The analysis and interpretation of high dimensional data has become increasingly more challenging, requiring sophisticated analytic techniques. Thus, it may no longer be effective to independently apply data analysis methods from specific scientific disciplines such as statistics, mathematics, or computing science to solve a complex problem. We aim to develop a novel statistical and topological learning (STL) algorithm which will be used for analyzing high-dimensional data based upon persistent homology from computational topology and geometry, neural networks from deep learning, as well as classical and advanced methods in statistics and machine learning. The STL algorithm will be applied to chronic diseases in order to aid clinicians to create the most optimal treatment plan for each patient.

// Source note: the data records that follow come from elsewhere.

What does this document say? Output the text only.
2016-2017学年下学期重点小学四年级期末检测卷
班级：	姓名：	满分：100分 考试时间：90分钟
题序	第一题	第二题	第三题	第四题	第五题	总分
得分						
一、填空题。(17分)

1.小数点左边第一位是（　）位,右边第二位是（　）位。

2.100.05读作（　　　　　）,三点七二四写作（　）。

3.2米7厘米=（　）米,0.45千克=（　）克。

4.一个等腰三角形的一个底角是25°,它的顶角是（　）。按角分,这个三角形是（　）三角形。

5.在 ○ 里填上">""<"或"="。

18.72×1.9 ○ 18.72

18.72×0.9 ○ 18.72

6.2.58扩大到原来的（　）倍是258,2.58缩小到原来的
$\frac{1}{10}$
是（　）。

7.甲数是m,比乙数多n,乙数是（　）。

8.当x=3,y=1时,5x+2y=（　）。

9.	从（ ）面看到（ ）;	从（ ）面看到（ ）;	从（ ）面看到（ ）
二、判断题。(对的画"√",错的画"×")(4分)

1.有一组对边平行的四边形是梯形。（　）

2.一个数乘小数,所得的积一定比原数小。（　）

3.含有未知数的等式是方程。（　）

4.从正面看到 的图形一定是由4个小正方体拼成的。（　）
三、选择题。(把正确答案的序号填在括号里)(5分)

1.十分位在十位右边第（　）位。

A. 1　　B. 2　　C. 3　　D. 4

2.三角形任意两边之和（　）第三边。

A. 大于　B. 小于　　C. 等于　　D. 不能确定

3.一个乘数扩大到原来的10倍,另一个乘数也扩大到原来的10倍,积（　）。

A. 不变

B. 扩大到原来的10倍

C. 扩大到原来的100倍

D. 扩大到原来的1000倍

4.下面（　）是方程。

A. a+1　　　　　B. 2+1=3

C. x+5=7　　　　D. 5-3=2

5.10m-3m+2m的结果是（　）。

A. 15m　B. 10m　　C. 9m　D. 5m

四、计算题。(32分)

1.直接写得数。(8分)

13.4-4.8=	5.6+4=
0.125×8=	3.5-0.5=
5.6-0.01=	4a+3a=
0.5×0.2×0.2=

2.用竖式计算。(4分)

Project 6: User Anonymity and Data Privacy

Leadership: Emina Soljanin (Rutgers University)

Simultaneous knowledge extraction by multiple institutions from large volumes of data has to honor the demand for privacy and anonymity from individuals. This project will explore recon- ciling assurance of anonymity and privacy with the various utility measures in data transfer and data analytics. We have done some preliminary work on anonymity mixes which are, in some form, a building block of many practical anonymity systems.

An anonymity (threshold) Mix is a sophisticated message router that receives and holds packets from message sources and forwards them in a batch to their respective destinations only when it accumulates messages from some prescribed number of sources. Because of such simultaneous transmissions of messages, the identities of communicating pairs remain hidden to possible adversaries that seek to link message sources and destinations. The price of achieving anonymity in this way is delay, because messages are held at the Mix until a batch of a certain size is formed. This talk will describe two promising ideas about how to compute the delay, and present some preliminary results. One idea is to model batch mixes as generalized assembly-like queues and develop an approximate queuing analysis of these objects. The other idea is to model the source/destination channels as urns and messages as balls, and compute the channels' queues occupancy, and the time it takes to accumulate enough messages to have a departure, as a variant of the coupon collection problem.

Project 7: Comparing/Combining Clustering Techniques for Omics Data Integration

Leadership: Umut Ă–zbek (Icahn School of Medicine at Mount Sinai)

Network analysis, detecting modules and pathway enrichment have been widely used to identify candidate genes, which would be used as targets for drug development and outcome prediction. Using the comprehensive and multi-dimensional data generated by The Cancer Genome Atlas (TCGA), which is a collaboration between the National Cancer Institute and the National Human Genome Research Institute, participants will be encouraged to build networks using a conditional graphical model and investigate different clustering techniques to select genes that are potentially associated with the disease. Through these exercises, participants will learn a novel statistical technique to construct a network, visualize their network using online tools and statistical software, applying clustering algorithms to create modules and interpret the results statistically, clinically and biologically.